In September, I speculated about what Mad Men and Sterling Cooper Draper Pryce circa 1970 might look like.

Little did I know that Matthew Weiner, the famously tight-lipped Mad Men creator and executive producer when it comes to teasing details about upcoming seasons, would drop an enormous and tantalizing hint about what the very end of the series might hold.
During a live chat with Curb Your Enthusiasm's Jeff Garlin (which benefitted Planned Parenthood), Weiner revealed that he already knows how the series will end its projected seventh season, news unto itself for Mad Men fanatics. "I do know how the whole show ends," Grantland reports Weiner as saying. "It came to me in the middle of last season. I always felt like it would be the experience of human life. And human life has a destination. It doesn't mean Don's gonna die. What I'm looking for, and how I hope to end the show, is like… It's 2011. Don Draper would be 84 right now. I want to leave the show in a place where you have an idea of what it meant and how it's related to you."
If we think of the ways that great television series have ended, it may be that Weiner will look to Alan Ball. Ball's Six Feet Under ended its fifth and final season in grand fashion, taking its format of using an obituary and death that framed each episode to a new level by fast forwarding deep into the future to the eventual death of every main character on the ensemble show. Contrast that for instance with The Sopranos' infamous and controversial "Don't Stop Believing" ending, The Wire's panoramic wrap up, and The Shield's haunting comeuppance for Vic Mackey (see much more on this topic here).

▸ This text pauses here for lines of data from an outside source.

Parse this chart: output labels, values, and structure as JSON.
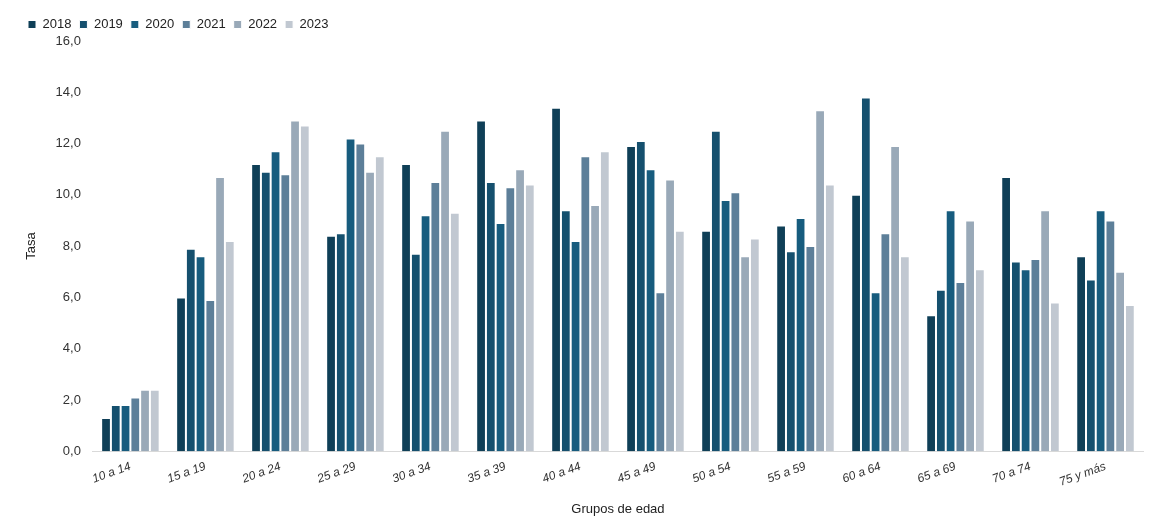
{
  "chart_data": {
    "type": "bar",
    "xlabel": "Grupos de edad",
    "ylabel": "Tasa",
    "categories": [
      "10 a 14",
      "15 a 19",
      "20 a 24",
      "25 a 29",
      "30 a 34",
      "35 a 39",
      "40 a 44",
      "45 a 49",
      "50 a 54",
      "55 a 59",
      "60 a 64",
      "65 a 69",
      "70 a 74",
      "75 y más"
    ],
    "series": [
      {
        "name": "2018",
        "color": "#0f3f57",
        "values": [
          1.3,
          6.0,
          11.2,
          8.4,
          11.2,
          12.9,
          13.4,
          11.9,
          8.6,
          8.8,
          10.0,
          5.3,
          10.7,
          7.6
        ]
      },
      {
        "name": "2019",
        "color": "#15506e",
        "values": [
          1.8,
          7.9,
          10.9,
          8.5,
          7.7,
          10.5,
          9.4,
          12.1,
          12.5,
          7.8,
          13.8,
          6.3,
          7.4,
          6.7
        ]
      },
      {
        "name": "2020",
        "color": "#175c7e",
        "values": [
          1.8,
          7.6,
          11.7,
          12.2,
          9.2,
          8.9,
          8.2,
          11.0,
          9.8,
          9.1,
          6.2,
          9.4,
          7.1,
          9.4
        ]
      },
      {
        "name": "2021",
        "color": "#5d7f99",
        "values": [
          2.1,
          5.9,
          10.8,
          12.0,
          10.5,
          10.3,
          11.5,
          6.2,
          10.1,
          8.0,
          8.5,
          6.6,
          7.5,
          9.0
        ]
      },
      {
        "name": "2022",
        "color": "#99a9b8",
        "values": [
          2.4,
          10.7,
          12.9,
          10.9,
          12.5,
          11.0,
          9.6,
          10.6,
          7.6,
          13.3,
          11.9,
          9.0,
          9.4,
          7.0
        ]
      },
      {
        "name": "2023",
        "color": "#c1c8d1",
        "values": [
          2.4,
          8.2,
          12.7,
          11.5,
          9.3,
          10.4,
          11.7,
          8.6,
          8.3,
          10.4,
          7.6,
          7.1,
          5.8,
          5.7
        ]
      }
    ],
    "ylim": [
      0,
      16
    ],
    "yticks": [
      {
        "value": 0,
        "label": "0,0"
      },
      {
        "value": 2,
        "label": "2,0"
      },
      {
        "value": 4,
        "label": "4,0"
      },
      {
        "value": 6,
        "label": "6,0"
      },
      {
        "value": 8,
        "label": "8,0"
      },
      {
        "value": 10,
        "label": "10,0"
      },
      {
        "value": 12,
        "label": "12,0"
      },
      {
        "value": 14,
        "label": "14,0"
      },
      {
        "value": 16,
        "label": "16,0"
      }
    ],
    "grid": false,
    "legend": "top left"
  }
}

That's to say that the overwhelming likelihood is that even by the end of the seventh season, the show will still be set in the 1960s or at the very "latest," the early 1970s (the four seasons aired to date back spanned the time period of 1960 to 1965). Therefore, we would presume that the Mad Men series finale will make a major leap forward to the present to see an old (yet very alive!) Don Draper in our modern world.
I've thought about this topic from time to time, as you may have already surmised, and I always imagined that we would not get to learn about what happens to Don after the time period in which the show is set (again, the 1960s to early 1970s at the latest). I also imagined that Don's lifestyle, what with the excessive boozing and smoking, would knock him off well before the time of, oh, let's say Reagan's second term or so.
So this major tease from Weiner makes us think about Mad Men's ultimate three seasons in a very new light. While of course plans can change, if Weiner's planning holds, we know that we'll get to learn a much more about Don Draper's life and times – more than we really could have hoped to expect until now – before Mad Men is done.
All fantastic news, as is the further ease of knowing that Mad Men is locked in to air three additional seasons, something that wasn't necessarily guaranteed as late as this summer.